The RAND Corporation this month released a study on the costs of direct-to-consumer telehealth services. The study found that direct-to-consumer telehealth may actually drive up medical spending rather than reduce costs, due to the increased convenience.
In direct-to-consumer telehealth, patients have access to physicians via telephone or video. This is thought to reduce costs, as in-person medical visits are replaced with less expensive virtual visits. However, with the increased convenience of these virtual visits, people may be requesting more medical services than ever before–increasing, rather than decreasing, costs.
The study looked at commercial claims data from more than 300,000 patients who had insurance coverage for direct-to-consumer telemedicine, analyzing patterns of health care use and spending across 2011-2013. They found that just 12 percent of telemedicine visits replaced visits to doctors’ offices or emergency rooms that would have happened anyway, with 88 percent of telemedicine visits being entirely new use of medical services.

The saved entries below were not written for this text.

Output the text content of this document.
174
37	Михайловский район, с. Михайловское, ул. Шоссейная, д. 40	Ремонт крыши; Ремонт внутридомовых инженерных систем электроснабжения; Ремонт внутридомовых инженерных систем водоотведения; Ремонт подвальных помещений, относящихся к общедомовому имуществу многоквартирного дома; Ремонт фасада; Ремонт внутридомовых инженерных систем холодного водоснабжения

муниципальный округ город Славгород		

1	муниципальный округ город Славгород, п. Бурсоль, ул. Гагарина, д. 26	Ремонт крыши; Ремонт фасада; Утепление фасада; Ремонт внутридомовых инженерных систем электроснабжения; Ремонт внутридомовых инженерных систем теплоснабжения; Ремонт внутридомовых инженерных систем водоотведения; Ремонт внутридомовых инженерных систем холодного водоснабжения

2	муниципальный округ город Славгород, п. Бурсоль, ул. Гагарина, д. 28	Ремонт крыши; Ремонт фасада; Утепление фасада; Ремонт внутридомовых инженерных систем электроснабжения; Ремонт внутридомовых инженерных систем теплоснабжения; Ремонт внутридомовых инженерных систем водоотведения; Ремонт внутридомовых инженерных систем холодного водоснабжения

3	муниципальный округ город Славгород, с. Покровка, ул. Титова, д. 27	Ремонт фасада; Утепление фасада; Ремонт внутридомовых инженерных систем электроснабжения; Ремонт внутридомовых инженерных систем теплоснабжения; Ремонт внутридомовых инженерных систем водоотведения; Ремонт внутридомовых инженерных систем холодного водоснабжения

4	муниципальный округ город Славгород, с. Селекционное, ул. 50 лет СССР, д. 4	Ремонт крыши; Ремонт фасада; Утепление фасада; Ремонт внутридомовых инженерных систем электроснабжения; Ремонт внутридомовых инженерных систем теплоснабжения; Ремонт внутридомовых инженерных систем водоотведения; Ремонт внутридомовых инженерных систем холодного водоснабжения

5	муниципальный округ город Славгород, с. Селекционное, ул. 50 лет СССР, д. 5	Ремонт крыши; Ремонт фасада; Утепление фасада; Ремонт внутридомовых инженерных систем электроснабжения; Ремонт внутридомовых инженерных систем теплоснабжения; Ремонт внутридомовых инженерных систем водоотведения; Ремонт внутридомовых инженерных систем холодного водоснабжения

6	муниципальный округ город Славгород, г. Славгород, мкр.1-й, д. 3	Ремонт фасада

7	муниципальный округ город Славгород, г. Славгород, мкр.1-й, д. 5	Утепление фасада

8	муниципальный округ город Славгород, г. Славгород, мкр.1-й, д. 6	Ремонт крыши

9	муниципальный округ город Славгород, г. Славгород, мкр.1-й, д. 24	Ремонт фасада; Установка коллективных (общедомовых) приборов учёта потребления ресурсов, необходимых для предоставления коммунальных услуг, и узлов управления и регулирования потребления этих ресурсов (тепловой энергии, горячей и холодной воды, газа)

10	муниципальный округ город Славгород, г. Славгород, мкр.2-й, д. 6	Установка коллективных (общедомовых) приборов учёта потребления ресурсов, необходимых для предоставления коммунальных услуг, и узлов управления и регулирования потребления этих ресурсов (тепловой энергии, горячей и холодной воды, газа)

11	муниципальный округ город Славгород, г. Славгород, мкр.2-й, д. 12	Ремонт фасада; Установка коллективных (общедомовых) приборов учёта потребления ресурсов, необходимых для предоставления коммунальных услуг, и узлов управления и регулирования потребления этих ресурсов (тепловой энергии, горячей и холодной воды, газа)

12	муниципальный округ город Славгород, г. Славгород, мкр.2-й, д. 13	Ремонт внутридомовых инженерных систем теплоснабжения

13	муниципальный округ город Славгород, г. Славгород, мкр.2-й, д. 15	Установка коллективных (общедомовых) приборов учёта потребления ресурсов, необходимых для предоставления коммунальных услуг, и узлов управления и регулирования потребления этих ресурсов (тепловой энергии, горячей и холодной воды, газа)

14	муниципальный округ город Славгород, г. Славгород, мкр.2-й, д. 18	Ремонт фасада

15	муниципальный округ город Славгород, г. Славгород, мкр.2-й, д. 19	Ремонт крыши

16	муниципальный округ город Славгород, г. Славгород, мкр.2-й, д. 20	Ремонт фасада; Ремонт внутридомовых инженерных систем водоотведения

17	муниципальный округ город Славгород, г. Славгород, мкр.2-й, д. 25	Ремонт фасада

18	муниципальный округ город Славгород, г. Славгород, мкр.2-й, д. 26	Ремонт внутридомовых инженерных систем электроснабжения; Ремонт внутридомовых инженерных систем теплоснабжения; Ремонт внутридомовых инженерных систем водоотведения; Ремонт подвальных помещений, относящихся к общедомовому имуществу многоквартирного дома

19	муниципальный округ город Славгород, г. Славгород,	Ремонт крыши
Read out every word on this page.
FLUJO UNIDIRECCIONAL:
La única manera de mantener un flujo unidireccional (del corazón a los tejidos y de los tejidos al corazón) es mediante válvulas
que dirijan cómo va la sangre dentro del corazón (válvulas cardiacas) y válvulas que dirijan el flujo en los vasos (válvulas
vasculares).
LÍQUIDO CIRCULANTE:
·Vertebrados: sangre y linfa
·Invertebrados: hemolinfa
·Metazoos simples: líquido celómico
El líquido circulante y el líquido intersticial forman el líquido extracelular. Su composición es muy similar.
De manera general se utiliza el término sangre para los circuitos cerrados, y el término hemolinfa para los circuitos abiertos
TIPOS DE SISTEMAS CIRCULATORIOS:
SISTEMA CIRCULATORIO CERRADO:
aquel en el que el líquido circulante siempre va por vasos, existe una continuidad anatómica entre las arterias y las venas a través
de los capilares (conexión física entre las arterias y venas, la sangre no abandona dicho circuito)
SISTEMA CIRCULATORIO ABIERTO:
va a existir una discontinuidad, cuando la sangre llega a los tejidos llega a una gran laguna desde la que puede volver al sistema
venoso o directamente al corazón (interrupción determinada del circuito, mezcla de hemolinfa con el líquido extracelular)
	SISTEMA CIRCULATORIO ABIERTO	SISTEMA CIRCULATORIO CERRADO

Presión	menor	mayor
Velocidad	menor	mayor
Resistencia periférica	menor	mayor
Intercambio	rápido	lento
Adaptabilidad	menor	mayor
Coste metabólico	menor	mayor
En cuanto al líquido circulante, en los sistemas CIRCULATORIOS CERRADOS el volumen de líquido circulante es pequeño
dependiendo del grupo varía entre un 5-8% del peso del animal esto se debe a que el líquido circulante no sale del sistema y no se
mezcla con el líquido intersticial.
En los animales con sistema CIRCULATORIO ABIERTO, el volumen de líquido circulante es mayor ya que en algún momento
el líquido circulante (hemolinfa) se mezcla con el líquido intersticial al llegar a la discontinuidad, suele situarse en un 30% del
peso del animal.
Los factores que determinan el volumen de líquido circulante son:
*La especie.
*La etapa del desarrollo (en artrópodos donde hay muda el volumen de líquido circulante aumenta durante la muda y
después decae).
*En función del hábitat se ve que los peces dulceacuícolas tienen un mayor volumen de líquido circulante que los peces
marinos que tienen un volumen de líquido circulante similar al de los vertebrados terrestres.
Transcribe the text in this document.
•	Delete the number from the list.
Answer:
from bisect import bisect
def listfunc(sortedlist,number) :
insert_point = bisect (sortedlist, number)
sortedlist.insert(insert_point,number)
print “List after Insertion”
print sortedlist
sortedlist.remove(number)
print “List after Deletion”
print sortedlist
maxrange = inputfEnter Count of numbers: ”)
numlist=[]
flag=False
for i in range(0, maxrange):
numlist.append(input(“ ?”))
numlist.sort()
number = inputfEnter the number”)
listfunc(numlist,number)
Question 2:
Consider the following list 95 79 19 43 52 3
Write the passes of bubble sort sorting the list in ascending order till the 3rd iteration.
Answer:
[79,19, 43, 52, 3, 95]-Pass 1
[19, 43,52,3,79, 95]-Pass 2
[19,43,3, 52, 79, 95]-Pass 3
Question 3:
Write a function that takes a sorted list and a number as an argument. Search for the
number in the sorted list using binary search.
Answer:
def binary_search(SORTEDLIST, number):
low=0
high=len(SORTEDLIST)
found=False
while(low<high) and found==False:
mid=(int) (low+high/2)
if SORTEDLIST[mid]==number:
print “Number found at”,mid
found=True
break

While costs of telehealth services were about 50 percent lower than a physical office visit and 95 percent lower than an ER visit, the savings from substitution are outweighed by the 88 percent of new services visits. The study estimates that net annual spending increased by $45 per telehealth user.
“Like some other new patient care models that promise to cut costs and reduce the hassle of receiving medical care, it appears that in some cases, direct-to-consumer telehealth may increase spending rather than trim costs,” said J. Scott Ashwood, lead author of the study and associate policy researcher at RAND, a nonprofit global policy think tank.
“Given that direct-to-consumer telehealth is even more convenient than traveling to retail clinics, it may not be surprising that an even greater share of telehealth services represent new medical use,” said Lori Uscher-Pines, co-author of the new report and policy researcher at RAND. “The lower the threshold for seeking care […] the greater the use of medical services.”
The study suggests that new strategies may be needed to curb the use of telehealth for new medical services, such as higher co-pays or targeted marketing.